Ivy and I had just met, and she’d taken me home to see her parents. Home was a tiny thatched-roof village called Caridad on the eastern shore of Siargao Island. The day had been filled with relentlessly honest interrogations by Mom and Dad, not to mention a few dozen relatives. Exhausted, we’d gone to bed early, only to be awakened the next morning by a series of blood-curdling screams.
Oh my God, I thought, Abu Sayyaf is cutting off somebody’s head!
In fact, I soon learned, it wasn’t any of our heads on the block; the screams came from the throat of an enormous pig being slaughtered right under our window on my behalf. Unable to curb a journalist’s compulsion, I immediately grabbed my camera and spent the next several hours photographing the poor animal being slowly roasted whole on a fire-licked spit. And that evening, experienced my first taste of lechon; the very same animal that had so recently given up its ghost, now crispy and brown, laid out on the table with its flesh ripe for ripping.
The only thing missing, it occurred to me, was an apple in its mouth.
It’s difficult to explain the impact of such a sight on the tender psyche of one for whom it is new to those who have literally spent their lives within earshot of the final death squeals of cruelly tortured pigs. Suffice it to say the experience is akin to waking up, as a character in the classic American film, “The Godfather,” does, with a bloody severed horse’s head next to you in bed.
Back home, of course, one buys one’s pork at a supermarket clinically wrapped in cellophane; God forbid that it, in any way, resemble the animal whence it came. More often than not, in fact, the meat is frozen, removing it even further from the distasteful circumstances of its origin.
For a time I was able to almost forget the woeful sound of that dying pig’s last anguished squeal. Living in the Philippines, naturally, I saw my fair share of whole roasted pigs resting on gaily decorated tables. But, absent those piercing shrieks, I was somehow able to do the mental calisthenics necessary to convince myself that they were probably synthetic, perhaps made of rubber.
Then came my 70th birthday.
It began, as many birthdays here do, with the harmonic caroling of sweet young voices, gently awakening me from my slumber. Then came a horrific contrast; the gut-wrenching squeals of an innocent young pig being carried in a sack up our driveway to its slaughter. Holy Mother of God, I thought, it’s happening again.

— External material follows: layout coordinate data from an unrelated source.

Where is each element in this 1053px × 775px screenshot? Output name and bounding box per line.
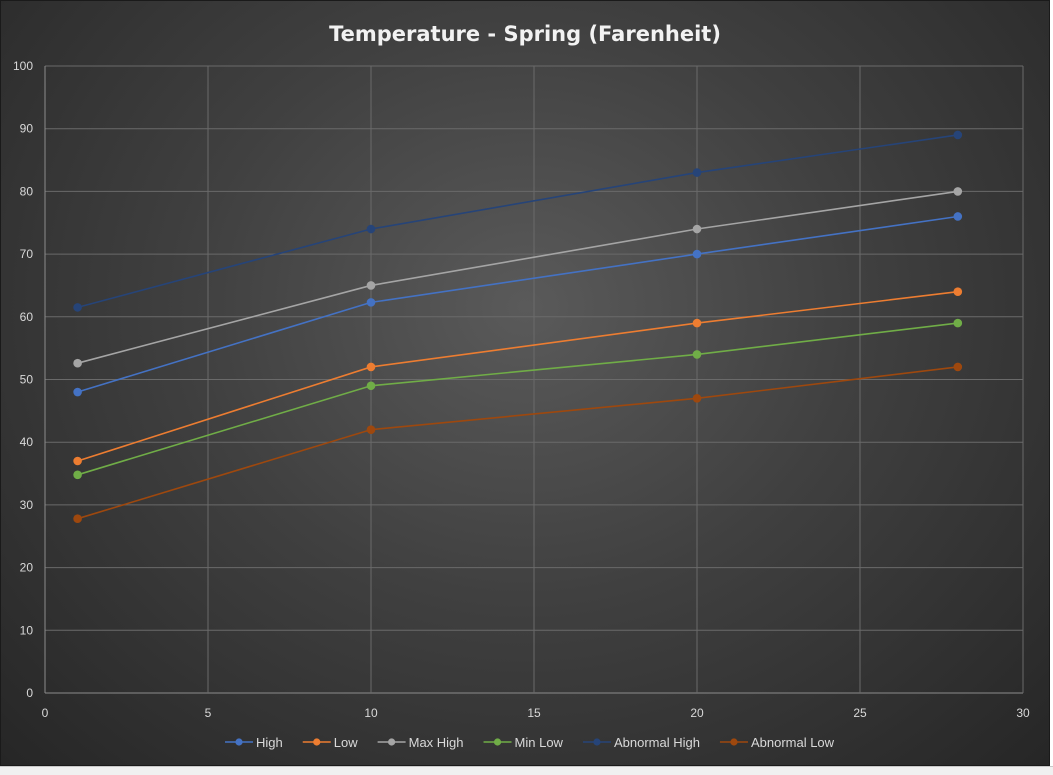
data-point-abnormal-high[interactable]	[366, 224, 376, 234]
series-high[interactable]	[73, 212, 963, 397]
series-line-abnormal-high[interactable]	[77, 134, 958, 309]
legend-swatch-marker	[593, 738, 601, 746]
data-point-min-low[interactable]	[366, 381, 376, 391]
series-abnormal-high[interactable]	[73, 130, 963, 312]
y-tick-label: 0	[26, 686, 33, 700]
series-line-min-low[interactable]	[77, 322, 958, 476]
legend-item-min-low[interactable]: Min Low	[483, 735, 564, 750]
legend-swatch-marker	[313, 738, 321, 746]
legend[interactable]: High Low Max High Min Low Abnormal High Abnor…	[225, 735, 835, 750]
legend-swatch-marker	[235, 738, 243, 746]
y-tick-label: 40	[20, 435, 34, 449]
legend-item-high[interactable]: High	[225, 735, 283, 750]
data-point-max-high[interactable]	[953, 187, 963, 196]
legend-label: Min Low	[515, 735, 564, 750]
series-line-abnormal-low[interactable]	[77, 366, 958, 520]
data-point-min-low[interactable]	[953, 318, 963, 328]
data-point-high[interactable]	[73, 387, 82, 397]
series-max-high[interactable]	[73, 187, 963, 368]
data-point-max-high[interactable]	[366, 281, 376, 290]
y-tick-label: 90	[20, 122, 34, 136]
legend-item-abnormal-low[interactable]: Abnormal Low	[719, 735, 835, 750]
data-point-min-low[interactable]	[692, 350, 702, 359]
data-point-abnormal-low[interactable]	[692, 394, 702, 403]
data-point-max-high[interactable]	[692, 224, 702, 234]
data-point-abnormal-low[interactable]	[73, 514, 82, 523]
y-tick-label: 20	[20, 561, 34, 575]
legend-item-max-high[interactable]: Max High	[377, 735, 464, 750]
legend-label: Max High	[409, 735, 464, 750]
chart-title: Temperature - Spring (Farenheit)	[329, 22, 721, 46]
data-point-abnormal-high[interactable]	[953, 130, 963, 140]
y-tick-label: 80	[20, 184, 34, 198]
x-tick-label: 0	[42, 706, 49, 720]
legend-swatch-marker	[493, 738, 502, 746]
legend-label: Abnormal Low	[751, 735, 835, 750]
data-point-high[interactable]	[692, 249, 702, 259]
data-point-high[interactable]	[953, 212, 963, 221]
series-layer	[73, 130, 963, 523]
series-line-low[interactable]	[77, 290, 958, 462]
y-tick-label: 100	[13, 59, 33, 73]
data-point-max-high[interactable]	[73, 358, 82, 368]
series-low[interactable]	[73, 287, 963, 466]
y-tick-label: 30	[20, 498, 34, 512]
data-point-abnormal-low[interactable]	[953, 362, 963, 372]
x-tick-label: 20	[690, 706, 704, 720]
data-point-low[interactable]	[366, 362, 376, 372]
x-tick-label: 5	[205, 706, 212, 720]
data-point-low[interactable]	[73, 456, 82, 466]
series-line-high[interactable]	[77, 215, 958, 393]
data-point-low[interactable]	[953, 287, 963, 297]
legend-swatch-marker	[388, 738, 396, 746]
data-point-abnormal-high[interactable]	[692, 168, 702, 177]
legend-swatch-marker	[730, 738, 738, 746]
y-tick-label: 50	[20, 373, 34, 387]
legend-label: Low	[334, 735, 358, 750]
legend-item-abnormal-high[interactable]: Abnormal High	[582, 735, 700, 750]
sheet-tab-strip	[0, 766, 1053, 775]
x-tick-label: 15	[527, 706, 541, 720]
x-tick-label: 25	[853, 706, 867, 720]
data-point-low[interactable]	[692, 318, 702, 328]
gridlines	[44, 65, 1024, 694]
x-tick-label: 10	[364, 706, 378, 720]
data-point-abnormal-high[interactable]	[73, 303, 82, 312]
x-tick-label: 30	[1016, 706, 1030, 720]
y-tick-label: 70	[20, 247, 34, 261]
data-point-min-low[interactable]	[73, 470, 82, 480]
y-tick-label: 60	[20, 310, 34, 324]
data-point-high[interactable]	[366, 298, 376, 307]
legend-label: High	[256, 735, 283, 750]
y-tick-label: 10	[20, 623, 34, 637]
data-point-abnormal-low[interactable]	[366, 425, 376, 434]
legend-item-low[interactable]: Low	[302, 735, 358, 750]
axis-tick-labels: 0 10 20 30 40 50 60 70 80 90 100 0 5 10 15 20 25 30	[13, 59, 1030, 720]
series-line-max-high[interactable]	[77, 190, 958, 364]
series-abnormal-low[interactable]	[73, 362, 963, 523]
series-min-low[interactable]	[73, 318, 963, 480]
legend-label: Abnormal High	[614, 735, 700, 750]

Try as I might, though, I couldn’t resist following that jiggling bag all the way to the backyard where, as I watched fascinated, its contents were unceremoniously dumped onto an elevated board upon which the unfortunate animal’s screeching throat was, even less ceremoniously, slit with large gleaming knife. Suffice it to say that there was blood flowing every which way. And that’s when I noticed I was remarkably calm.

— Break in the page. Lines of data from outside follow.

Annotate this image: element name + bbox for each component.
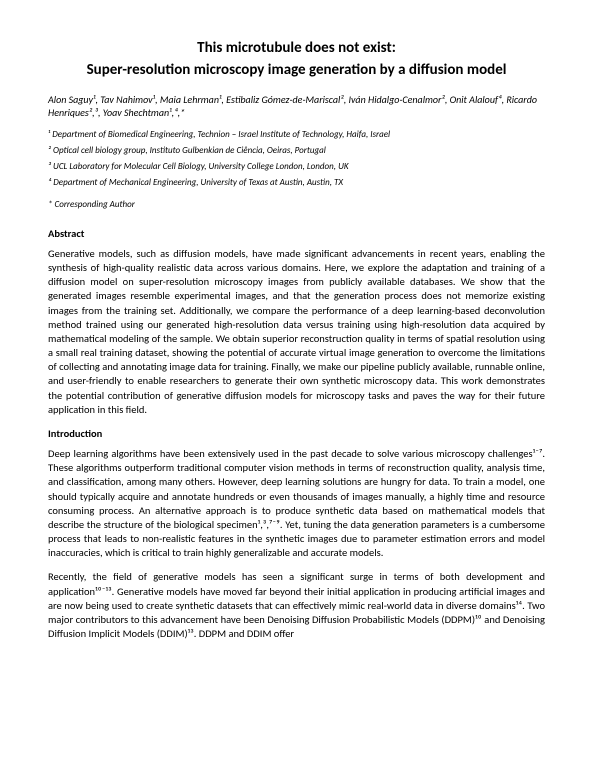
introduction-heading: Introduction [48,427,545,441]
affiliation-2: ² Optical cell biology group, Instituto … [48,145,545,156]
introduction-para-1: Deep learning algorithms have been exten… [48,447,545,560]
affiliation-1: ¹ Department of Biomedical Engineering, … [48,129,545,140]
paper-title-block: This microtubule does not exist: Super-r… [48,38,545,81]
abstract-heading: Abstract [48,227,545,241]
affiliation-4: ⁴ Department of Mechanical Engineering, … [48,177,545,188]
author-list: Alon Saguy¹, Tav Nahimov¹, Maia Lehrman¹… [48,93,545,119]
corresponding-author-note: * Corresponding Author [48,199,545,211]
title-line-1: This microtubule does not exist: [48,38,545,58]
affiliation-3: ³ UCL Laboratory for Molecular Cell Biol… [48,161,545,172]
abstract-text: Generative models, such as diffusion mod… [48,247,545,417]
title-line-2: Super-resolution microscopy image genera… [48,60,545,80]
introduction-para-2: Recently, the field of generative models… [48,570,545,641]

It wasn’t exactly the kind of calm emanating from deep within, the kind finding its strength in a firm belief that the universe is good, and all things ultimately stem from some divine and everlasting core. No, this was more the kind of calm that says this too shall pass and you shall survive. Unlike, I might add, that miserable pig. The kind whispering a somewhat comforting message to the effect, more-or-less, that everything happens for a reason and it’s all just part of the natural flow. Which is how I was able to face my next – and most recent – pig slaughtering with a newfound modicum of comfort.
That third little piggy, like its predecessor, met eternity in our backyard, this time on the occasion of my son, Isaac’s, ninth birthday. In fact, the event entailed a certain symmetry in that the tasty still-breathing hunk of pork hailed from Siargao Island where I had first witnessed what it, unknowingly, was about to experience. That’s probably why I felt moved to record the poor creature’s last night on earth with an artful photographic portrait.
I don’t think I need describe what happened early the next morning.
Here’s the thing, though; there actually is some truth to that platitude regarding the natural course of the reality we all share. Living things are born and then die; pigs just do it sooner and in more gruesome fashion. And too, I suppose, it could be said that – unlike us – their lives almost invariably serve an immediate and obvious purpose.
Filipinos seem to understand all this. Unlike Westerners, who generally faint at the sight of blood, theirs is a culture with little tolerance for the luxury of flinching in the face of harsh reality. And, to be honest, that’s one of the reasons I like living here.
I certainly can’t promise to ever enjoy watching pigs being slaughtered. But here’s a New Year’s resolution; from now on, I will do my best to keep eyes open wide when life presents a raw truth. Even when it’s as bloody and uncomfortable as the undisguised preparation of that day’s lunch.
David Haldane is the author of an award-winning 2015 memoir called “Nazis & Nudists.” A former Los Angeles Times staff writer, he is an American journalist, essayist and radio broadcaster whose 2018 story of the California desert garnered a Golden Mike award in feature reporting. He recently moved to Mindanao with his Filipino wife and their nine-year-old son. This column tells the unfolding story of that great adventure.